"Happy to swap metric with Bow if we can have the doubling of the share price like they did.
Bundy, yes, "I'll have what she is having". That is what BOW shareholders would like - what WE are having.
We would all like the share price to double. But starting share prices are arbitrary. Transaction metrics relate to the value of the assets, which is the gas in the ground.
And when we are talking transaction, we can't just expect to double our share price unless we can justify that in terms of the value of what we are selling.
So even if you take OUR reserves, then double them, and then apply the BOW metric, you still end up with a deal that is well below the current Santos/ESG deal.
We (ESG) were already trading at a higher metric than BOW. Our share price had already assumed that are coals were worth more per GJ, and that we would have strong reserves growth. The reserves growth didn't happen.

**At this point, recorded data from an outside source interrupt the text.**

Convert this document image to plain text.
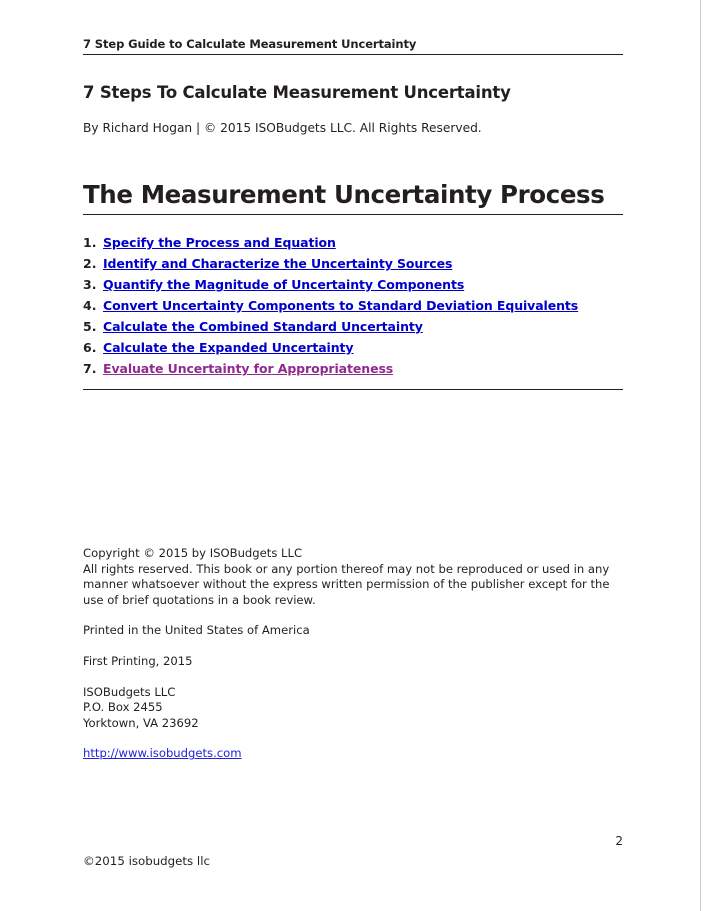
7 Step Guide to Calculate Measurement Uncertainty
7 Steps To Calculate Measurement Uncertainty
By Richard Hogan | © 2015 ISOBudgets LLC. All Rights Reserved.
The Measurement Uncertainty Process
1. Specify the Process and Equation
2. Identify and Characterize the Uncertainty Sources
3. Quantify the Magnitude of Uncertainty Components
4. Convert Uncertainty Components to Standard Deviation Equivalents
5. Calculate the Combined Standard Uncertainty
6. Calculate the Expanded Uncertainty
7. Evaluate Uncertainty for Appropriateness

Copyright © 2015 by ISOBudgets LLC

All rights reserved. This book or any portion thereof may not be reproduced or used in any manner whatsoever without the express written permission of the publisher except for the use of brief quotations in a book review.

Printed in the United States of America

First Printing, 2015

ISOBudgets LLC

P.O. Box 2455

Yorktown, VA 23692

http://www.isobudgets.com

2
©2015 isobudgets llc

We get paid on a price per GJ of gas reserves. These metrics are not absolutely comparable (because the devil is in the detail). But as a starting point, our 'deal' is at a robust price.
But Bundy , keep fighting the good fight, if you think that ESG deserve an even higher price still ... without the reserves growth, I just can't see how that can be justified, though.
ALL companies have reserves upsides. This is the comparison
ESG - (a 'deal' at) $0.50 per GJ of 3P, with reserves upside....
BOW - (a 'deal' at ) less than $0.20 per GJ of 3P, with reserves upside...
MEL - (trading at) less than $0.10 per GJ of 3P, with reserves upside...
Sorry mate. We may have been misled about our reserves progress in the last 18 months. And our coals may be good quality and strategically valuable. But our deal isn't underpriced on a comparable metric basis.